Bpm e Banco Popolare vicine alla fusione, i loro titoli crescono

di Paolo Valori Commenta

La crescita dei titoli bancari sta tenendo a galla piazza Affari. In questo momento sono sotto gli occhi di tutti gli investitori le performance dei titoli Bpm e Banco Popolare. Sabato ci sarà un’assemblea per decidere della fusione tra gli istituti di credito. In genere, di fronte ad un cambiamento gli investitori sono sempre molto cauti. Questa volta invece, sulla fusione tra Bpm e Banco Popolare c’è molto entusiasmo: ci si aspetta che alla riunione siano presenti tantissime persone, circa 9000 soci. Il 15 ottobre, infatti, l’assemblea dovrà dare l’OK per la fusione e per la trasformazione in SPA del nuovo gruppo bancario.

Gli investitori hanno manifestato molto entusiasmo nei riguardi dell’operazione che darà vita al terzo polo bancario nazionale. Un riassunto esaustivo dell’andamento dei titoli di Bpm e Banco Popolare è stato fatto da una rivista specializzata che scrive:

L’ottimismo nei confronti della fusione tra Bpm e Banco Popolare continua intanto a crescere ed entrambi i titoli viaggiano in rialzo su Piazza Affari. Le azioni di Bpm guadagnano infatti il 2,36%, mentre le azioni di Banco Popolare viaggiano in rialzo del 4,14% e si dimostrano le migliori di tutto il FTSE MIB.

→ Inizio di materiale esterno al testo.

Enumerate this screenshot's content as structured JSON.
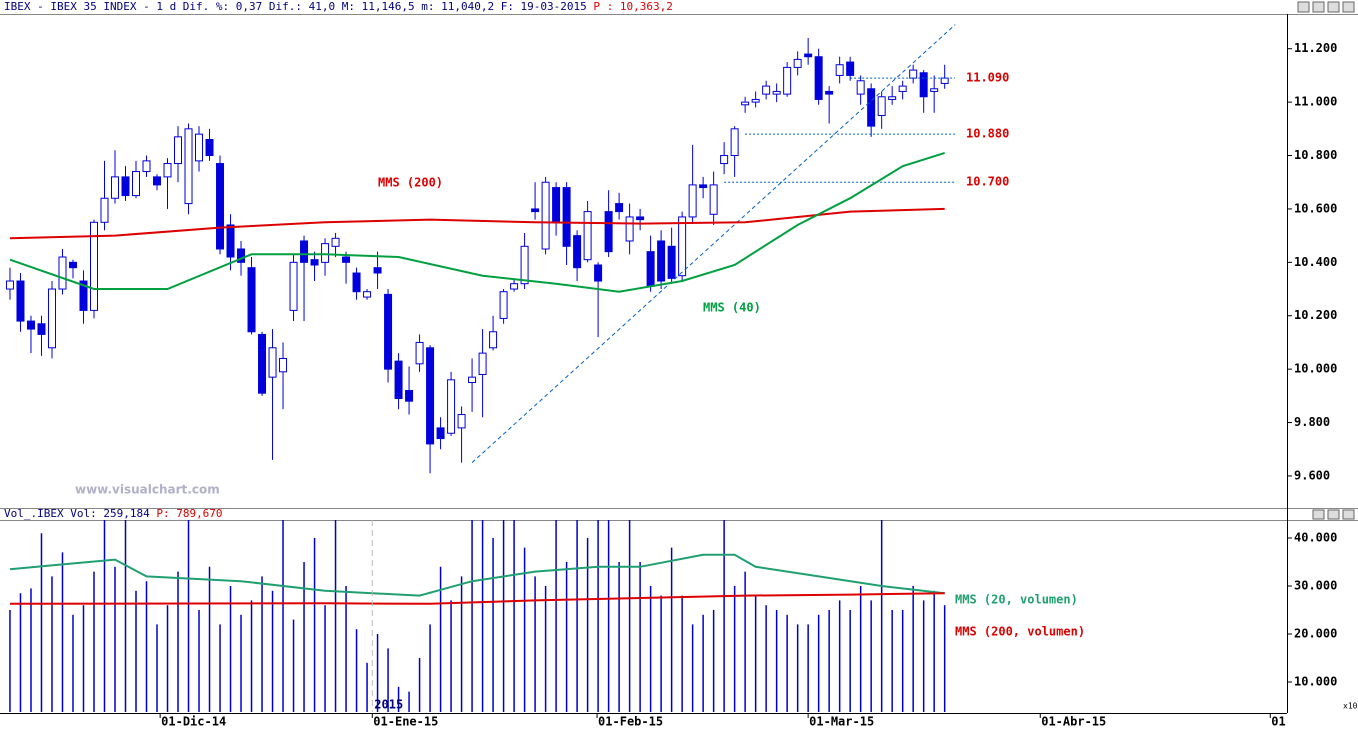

La fusione tra Bpm e Banco Popolare – che dovrebbe dar vita al terzo polo bancario nazionale per numero di sportelli e di dipendenti – sarà dunque decisa dalle assemblee degli azionisti che si terranno entrambe il prossimo 15 ottobre.

Per far sì che all’evento la partecipazione sia massima, la banca milanese si è resa disponibile a sostenere parte delle spese effettuate dai soci per recarsi presso la sede definita per l’assemblea. È un incentivo, certamente ma è tutta l’operazione che piace agli investitori.